La contraction des visages et l’apparente décontraction des gestes et des attitudes, notamment, ne permettent pas d’asserter s’il s’agit d’un spectacle vulgaire ou fastueux. Dans les deux cas, l’effet est manqué. On y voit sourdre trop manifestement l’infâme du fameux, l’ignoble du noble, comme si l’on avait vêtu des rustres d’habits pour eux trop amples.
On sent la peur y poindre et la cruauté approcher, l’ensemble est strapassé et le rendu malpropre. Cela sent la petite œuvre, la basse besogne travestie de devoir. Il y eut, à n’en pas douter, les plus vives réactions à la vue de cette composition. La mieux partagée fut d’en avoir honte, une honte tenace, plus poisseuse que celle d’être un homme.

La négligence de la facture rappelle certains des plus médiocres envois du peintre Noël Hallé qui compensait lui aussi la pauvreté de son talent par la grandiloquence de ses compositions. C’était il y a deux siècles et quelques années, et, à en lire le rapport qu’en fit Denis Diderot, on s’aperçoit comme la critique s’est gantée depuis lors.
Au Salon de 1763, à propos de l’envoi d’Hallé, Diderot donc écrit: «Cet homme a la rage de choisir de grands sujets, des sujets qui demandent de l’invention, des caractères, du dessin, de la noblesse, toutes qualités qui lui manquent». Sensible aux coloris, l’encyclopédiste ajoute: «Et puis vos couleurs sont sales et crues; vous êtes d’une fadeur de monotonie insupportable». L’impardonnable enfin: «Vous m’ennuyez, Monsieur Hallé; vous m’ennuyez». Une vierge à l’enfant, deux pastorales, un combat d’Hercule, rien ne trouve grâce aux yeux de Diderot: «Tout cela est misérable».

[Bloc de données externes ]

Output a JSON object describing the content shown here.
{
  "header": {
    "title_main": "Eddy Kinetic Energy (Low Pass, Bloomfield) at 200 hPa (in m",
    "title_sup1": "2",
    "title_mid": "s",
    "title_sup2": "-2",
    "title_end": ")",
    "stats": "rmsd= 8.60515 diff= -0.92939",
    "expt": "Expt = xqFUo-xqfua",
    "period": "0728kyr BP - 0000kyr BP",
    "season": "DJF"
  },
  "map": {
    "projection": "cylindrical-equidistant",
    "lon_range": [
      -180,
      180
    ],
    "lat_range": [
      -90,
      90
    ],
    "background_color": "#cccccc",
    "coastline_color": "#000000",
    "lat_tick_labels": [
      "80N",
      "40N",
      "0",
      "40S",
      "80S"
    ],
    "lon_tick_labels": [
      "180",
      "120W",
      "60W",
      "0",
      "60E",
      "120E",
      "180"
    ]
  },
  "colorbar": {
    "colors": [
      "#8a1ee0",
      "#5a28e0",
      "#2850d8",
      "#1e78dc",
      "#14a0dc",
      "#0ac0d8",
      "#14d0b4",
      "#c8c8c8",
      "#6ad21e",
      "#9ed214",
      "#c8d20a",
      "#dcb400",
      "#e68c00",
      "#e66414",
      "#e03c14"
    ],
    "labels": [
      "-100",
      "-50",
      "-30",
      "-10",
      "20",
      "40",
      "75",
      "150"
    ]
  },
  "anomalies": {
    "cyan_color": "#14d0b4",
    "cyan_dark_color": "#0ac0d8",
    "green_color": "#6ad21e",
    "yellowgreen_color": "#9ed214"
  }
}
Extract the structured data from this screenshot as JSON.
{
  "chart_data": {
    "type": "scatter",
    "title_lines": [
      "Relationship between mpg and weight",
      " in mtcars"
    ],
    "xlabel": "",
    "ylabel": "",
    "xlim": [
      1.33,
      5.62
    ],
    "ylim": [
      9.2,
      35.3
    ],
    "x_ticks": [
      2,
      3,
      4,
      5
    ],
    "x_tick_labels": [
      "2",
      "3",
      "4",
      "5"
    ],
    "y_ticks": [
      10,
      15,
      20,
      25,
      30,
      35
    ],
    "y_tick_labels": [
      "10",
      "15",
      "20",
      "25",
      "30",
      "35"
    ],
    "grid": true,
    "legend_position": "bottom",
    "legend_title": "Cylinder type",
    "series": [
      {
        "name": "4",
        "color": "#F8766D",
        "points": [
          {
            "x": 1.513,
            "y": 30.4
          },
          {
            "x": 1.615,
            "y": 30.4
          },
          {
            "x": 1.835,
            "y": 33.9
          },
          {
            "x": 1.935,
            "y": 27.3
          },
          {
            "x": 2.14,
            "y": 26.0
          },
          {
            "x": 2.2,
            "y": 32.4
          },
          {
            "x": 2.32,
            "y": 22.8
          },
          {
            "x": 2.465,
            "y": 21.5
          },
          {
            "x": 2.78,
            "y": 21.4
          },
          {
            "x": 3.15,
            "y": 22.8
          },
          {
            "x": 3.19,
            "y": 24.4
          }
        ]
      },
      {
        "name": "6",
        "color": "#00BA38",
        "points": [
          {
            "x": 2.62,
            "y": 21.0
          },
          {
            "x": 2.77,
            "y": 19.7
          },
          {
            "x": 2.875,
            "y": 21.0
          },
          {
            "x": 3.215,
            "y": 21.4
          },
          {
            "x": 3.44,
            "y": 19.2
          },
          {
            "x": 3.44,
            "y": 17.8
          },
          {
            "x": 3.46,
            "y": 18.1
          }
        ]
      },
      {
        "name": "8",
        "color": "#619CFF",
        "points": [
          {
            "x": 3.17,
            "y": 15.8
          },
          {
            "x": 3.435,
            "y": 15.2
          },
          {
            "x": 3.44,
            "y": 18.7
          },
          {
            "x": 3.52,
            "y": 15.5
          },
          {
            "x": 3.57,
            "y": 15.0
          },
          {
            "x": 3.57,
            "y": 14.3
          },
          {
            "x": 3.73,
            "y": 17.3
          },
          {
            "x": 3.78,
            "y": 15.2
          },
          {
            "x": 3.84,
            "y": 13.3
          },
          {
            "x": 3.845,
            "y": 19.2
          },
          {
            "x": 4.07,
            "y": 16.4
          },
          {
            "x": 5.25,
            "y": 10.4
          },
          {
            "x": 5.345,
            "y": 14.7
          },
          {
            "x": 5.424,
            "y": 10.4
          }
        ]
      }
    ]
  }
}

Oui, c’est cela, c’est bien cela que l’on cherchait à dire en regardant l’envoi de Grenoble; misérable. Mais comme il ne s’agit pas seulement de peinture, comme il s’agit de porter atteinte aux personnes, à toutes les personnes, et aux lois mêmes selon lesquelles ces personnes vivent dans ce pays, c’est un peu plus que misérable parce que c’est un peu plus qu’une image, cela empuantit l’œil. Cela pue.